# Automatic display brightness calibration?



## danisawesome (Oct 3, 2011)

So, just installed 2.1 and switched on the auto brightness only to find that it behaves a little erratically. It is constantly hunting, brightening the display, then dimming and repeating. It usually will settle down for a minute, but will start up again soon after. Is there some sort of calibration I can perform to get it to settle down? Or maybe just a general overview of how the settings function? The Cyanogen wiki is a little sparse on details for this setting.

Thanks!


----------



## Phryxus (Oct 18, 2011)

So are you asking for explanations of the settings under the CM Settings-> Display-> Automatic Backlight menu? I'll give a short explanation on them:

-Light sensor filter: basically means the device will not react to instantaneous values from the light sensor on the device.

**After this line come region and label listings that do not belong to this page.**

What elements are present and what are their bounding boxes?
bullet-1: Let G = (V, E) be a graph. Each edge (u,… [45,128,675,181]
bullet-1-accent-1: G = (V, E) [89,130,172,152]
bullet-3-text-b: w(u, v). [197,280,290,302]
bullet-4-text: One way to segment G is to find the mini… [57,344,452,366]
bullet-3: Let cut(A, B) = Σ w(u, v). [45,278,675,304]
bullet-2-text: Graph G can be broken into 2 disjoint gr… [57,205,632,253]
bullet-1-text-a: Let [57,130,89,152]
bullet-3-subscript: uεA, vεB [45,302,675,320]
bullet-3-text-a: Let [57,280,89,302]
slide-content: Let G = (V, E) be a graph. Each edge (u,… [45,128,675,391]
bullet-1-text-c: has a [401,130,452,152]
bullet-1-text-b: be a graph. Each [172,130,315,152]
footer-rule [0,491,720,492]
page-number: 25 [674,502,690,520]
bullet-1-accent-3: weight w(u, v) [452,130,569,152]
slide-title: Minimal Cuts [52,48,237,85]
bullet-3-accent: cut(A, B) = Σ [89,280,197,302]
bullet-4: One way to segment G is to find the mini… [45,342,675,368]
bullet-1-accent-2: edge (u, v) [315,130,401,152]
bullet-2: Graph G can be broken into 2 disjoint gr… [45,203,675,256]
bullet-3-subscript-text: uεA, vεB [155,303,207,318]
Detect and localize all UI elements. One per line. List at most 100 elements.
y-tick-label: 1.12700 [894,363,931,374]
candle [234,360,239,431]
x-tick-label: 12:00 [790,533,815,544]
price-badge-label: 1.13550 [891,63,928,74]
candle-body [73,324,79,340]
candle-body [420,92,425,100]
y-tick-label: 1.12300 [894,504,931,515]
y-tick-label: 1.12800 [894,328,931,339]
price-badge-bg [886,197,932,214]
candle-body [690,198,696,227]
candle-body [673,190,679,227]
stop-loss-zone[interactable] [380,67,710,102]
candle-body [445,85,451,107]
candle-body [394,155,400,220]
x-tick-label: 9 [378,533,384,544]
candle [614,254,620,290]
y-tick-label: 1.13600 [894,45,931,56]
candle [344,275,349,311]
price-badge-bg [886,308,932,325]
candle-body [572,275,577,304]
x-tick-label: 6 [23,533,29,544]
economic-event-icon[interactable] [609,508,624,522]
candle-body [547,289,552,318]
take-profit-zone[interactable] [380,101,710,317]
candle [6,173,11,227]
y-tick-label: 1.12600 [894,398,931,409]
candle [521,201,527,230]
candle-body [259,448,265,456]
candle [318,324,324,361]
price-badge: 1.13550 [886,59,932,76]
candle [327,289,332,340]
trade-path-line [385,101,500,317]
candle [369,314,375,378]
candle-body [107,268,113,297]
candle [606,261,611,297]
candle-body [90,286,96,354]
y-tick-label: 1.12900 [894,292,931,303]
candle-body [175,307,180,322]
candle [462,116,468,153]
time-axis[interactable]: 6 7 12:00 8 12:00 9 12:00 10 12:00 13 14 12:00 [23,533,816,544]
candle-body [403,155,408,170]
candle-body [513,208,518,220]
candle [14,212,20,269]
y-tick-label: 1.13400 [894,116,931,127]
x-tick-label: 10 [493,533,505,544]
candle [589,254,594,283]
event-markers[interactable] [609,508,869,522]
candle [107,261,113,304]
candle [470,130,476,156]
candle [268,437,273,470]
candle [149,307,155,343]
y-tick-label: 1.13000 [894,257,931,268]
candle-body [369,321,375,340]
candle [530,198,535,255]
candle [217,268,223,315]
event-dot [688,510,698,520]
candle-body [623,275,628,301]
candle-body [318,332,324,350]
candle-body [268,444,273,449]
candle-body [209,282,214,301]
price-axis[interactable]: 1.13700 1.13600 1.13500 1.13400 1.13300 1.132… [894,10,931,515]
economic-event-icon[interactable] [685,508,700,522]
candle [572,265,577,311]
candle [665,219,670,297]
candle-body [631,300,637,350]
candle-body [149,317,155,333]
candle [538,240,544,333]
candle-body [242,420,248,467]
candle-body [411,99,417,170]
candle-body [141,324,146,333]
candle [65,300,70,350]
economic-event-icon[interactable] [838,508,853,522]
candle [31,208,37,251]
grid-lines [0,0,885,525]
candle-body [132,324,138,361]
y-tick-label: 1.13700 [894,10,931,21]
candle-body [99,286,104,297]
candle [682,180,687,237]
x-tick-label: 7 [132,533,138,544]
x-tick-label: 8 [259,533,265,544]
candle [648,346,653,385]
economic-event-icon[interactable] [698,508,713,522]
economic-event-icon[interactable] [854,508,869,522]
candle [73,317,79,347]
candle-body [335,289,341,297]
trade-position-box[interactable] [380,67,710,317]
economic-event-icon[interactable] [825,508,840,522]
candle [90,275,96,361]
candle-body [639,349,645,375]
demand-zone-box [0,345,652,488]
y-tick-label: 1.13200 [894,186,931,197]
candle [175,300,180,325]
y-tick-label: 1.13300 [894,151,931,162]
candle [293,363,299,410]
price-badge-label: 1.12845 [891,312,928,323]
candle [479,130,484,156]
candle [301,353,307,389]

It averages values over a period to prevent the display from changing often ("constantly hunting, brightening the display, then dimming and repeating" as you put it). The settings inside set the length of the period to use as an average (longer means individual values will have less of an impact), a minimum lux change to reset the counter (ie if you gets really bright all of a sudden from say walking outside, it will allow it to react quickly and "reset' the window), and how often to take a reading from the sensor (more often = faster reaction, but more CPU drain)

-Use custom under light levels lets you set a different minimum brightness to the screen (in a 0-255 range). 0 would be backlight is off, 255 backlight at full. Experiment if you want it darker when you are in a dark room for instance.

-Allow light decrease to my understanding means that when the sensor reports a value X% (whatever you set) BELOW the backlight range it is currently in, it will not decrease the backlight. So say your reading is at 120 (in a range of 100-500), hysteresis is at 20%, then the device will NOT change the backlight until the reading drops below 80. When increasing, it will behave normally.

I'm not aware of any calibration you can run, per say, but you can tweak all of the values to get something that works better for you. I haven't messed with it on my TP yet, but with CM7 on my Droic Inc, I can't get it perfect simply due to the light sensor itself. If you go under "Edit other levels..." you can see the current sensor output for reference in editing your backlight levels.

This link has an explanation of it on the DInc, which should be similar in theory to any CM7 device. To keep in mind, it won't be perfect because "the light sensor can only detect a fixed number of raw values."
http://forum.xda-developers.com/showthread.php?t=1003592

Hope that helped out some!


----------



## danisawesome (Oct 3, 2011)

Thank you for the information on the settings and the sensor itself! That will definitely help me get things tweaked to where I get the results I want. I wasn't sure if there was a rough guide or guidelines to calibrating the light sensor to work properly, but this will help immensely. Maybe I'll end up finding a good, streamlined way of adjusting things and make a short how-to about it, assuming one doesn't exist somewhere already.


----------



## CiscoStud (Oct 2, 2011)

I use beautiful Widgets to control my brightness. I just select the Widgets to adjust. Feels good and saves my juice.

Sent from my HP Touchpad using Tapatalk


----------